On top of the strength and conditioning, many players are expected to participate in seven-on-seven scrimmages five days a week, for about 45 minutes a day, during much of the offseason.

Why do Barwis’ workouts take so long? The volume of weight-lifting sets and exercises is only part of the explanation.

Barwis assigns players to groups of eight or 10. Every player in a group must complete a weight-lifting set before any of them can move on to the next task. Barwis and his assistants work with them.

At the school’s news media day, the Free Press asked freshman Brandin Hawthorne what winter conditioning was like. Hawthorne, a linebacker from Pahokee, Fla., enrolled in January.

“It’s crazy,‘’ said Hawthorne, who was not complaining about his coaches and was apparently unaware of the time-limit rules. “I work out at 8. We’ll work out from, like, 8 to 10:30. We come back later, have one-on-ones, seven-on-sevens, a little passing. Then I’ll go watch a little film.‘’

The Free Press also asked freshman receiver Je’Ron Stokes about Michigan’s offseason program. Stokes, from Philadelphia, arrived at the Ann Arbor campus in June.
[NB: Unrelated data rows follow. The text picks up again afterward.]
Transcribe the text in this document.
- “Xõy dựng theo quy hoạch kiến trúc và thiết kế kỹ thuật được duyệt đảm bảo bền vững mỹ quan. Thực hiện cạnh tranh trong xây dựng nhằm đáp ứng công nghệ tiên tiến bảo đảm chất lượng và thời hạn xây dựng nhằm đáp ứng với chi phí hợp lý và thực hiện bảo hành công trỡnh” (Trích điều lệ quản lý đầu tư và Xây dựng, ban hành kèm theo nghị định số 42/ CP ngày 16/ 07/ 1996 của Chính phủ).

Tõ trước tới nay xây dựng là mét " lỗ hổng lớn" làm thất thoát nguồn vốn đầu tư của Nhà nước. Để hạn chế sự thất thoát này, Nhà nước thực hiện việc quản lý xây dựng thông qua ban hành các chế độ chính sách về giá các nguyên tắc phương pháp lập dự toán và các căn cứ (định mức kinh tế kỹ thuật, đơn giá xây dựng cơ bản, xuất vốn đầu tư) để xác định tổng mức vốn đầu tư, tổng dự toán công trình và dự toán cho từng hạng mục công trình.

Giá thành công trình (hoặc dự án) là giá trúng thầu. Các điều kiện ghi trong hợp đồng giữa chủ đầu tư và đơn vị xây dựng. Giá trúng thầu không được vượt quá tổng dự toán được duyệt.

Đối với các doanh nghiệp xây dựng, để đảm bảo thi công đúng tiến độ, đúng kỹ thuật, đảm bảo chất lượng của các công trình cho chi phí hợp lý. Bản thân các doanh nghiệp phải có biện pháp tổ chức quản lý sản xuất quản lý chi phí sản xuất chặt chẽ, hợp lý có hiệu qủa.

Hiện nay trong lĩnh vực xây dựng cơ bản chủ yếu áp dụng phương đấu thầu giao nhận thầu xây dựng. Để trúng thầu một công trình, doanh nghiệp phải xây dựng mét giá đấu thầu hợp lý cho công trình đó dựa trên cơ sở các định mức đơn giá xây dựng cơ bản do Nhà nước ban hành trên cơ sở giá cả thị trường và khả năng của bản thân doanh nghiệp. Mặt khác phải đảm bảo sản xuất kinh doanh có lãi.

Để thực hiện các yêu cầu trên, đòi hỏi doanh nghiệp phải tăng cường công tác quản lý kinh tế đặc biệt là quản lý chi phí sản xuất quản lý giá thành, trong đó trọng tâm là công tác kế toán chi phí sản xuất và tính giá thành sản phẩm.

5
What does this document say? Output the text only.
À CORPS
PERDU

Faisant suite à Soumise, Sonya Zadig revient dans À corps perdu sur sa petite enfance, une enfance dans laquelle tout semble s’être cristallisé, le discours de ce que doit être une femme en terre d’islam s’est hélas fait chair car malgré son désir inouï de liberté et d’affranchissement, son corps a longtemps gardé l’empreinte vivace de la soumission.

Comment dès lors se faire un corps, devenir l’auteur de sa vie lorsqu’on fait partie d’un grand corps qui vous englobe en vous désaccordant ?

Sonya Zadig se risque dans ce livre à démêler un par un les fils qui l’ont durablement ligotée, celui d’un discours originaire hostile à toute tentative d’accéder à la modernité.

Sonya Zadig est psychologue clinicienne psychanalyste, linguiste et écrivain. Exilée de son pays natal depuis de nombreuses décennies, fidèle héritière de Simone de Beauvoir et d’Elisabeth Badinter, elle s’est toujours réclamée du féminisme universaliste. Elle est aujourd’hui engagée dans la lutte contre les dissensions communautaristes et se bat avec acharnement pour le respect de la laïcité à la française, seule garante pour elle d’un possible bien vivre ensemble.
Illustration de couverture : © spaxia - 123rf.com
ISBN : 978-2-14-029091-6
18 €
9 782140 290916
“Hooooo!‘’ Stokes said. “A typical week is working from 8 a.m. in the morning to 6 or 7 at night, Monday through Saturday.‘’

And that was starting in June?

“Yes, sir,‘’ Stokes said. “We do the weight room at least three times a week, and seven-on-sevens and one-on-ones. Speed and agility on the other days. Every day we have something new to get ready for the season. The coaches have done a great job of stressing the importance of getting us ready for the big season that we’re about to have.‘’

Stokes was not complaining. Like Hawthorne, he apparently was unaware of the rules.

On top of the regular workout schedule, every Tuesday during winter term, a few players on the team are required to spend additional hours at Schembechler Hall for what they call Torture Tuesdays. Players say Rodriguez created Torture Tuesdays to maintain school discipline and class attendance.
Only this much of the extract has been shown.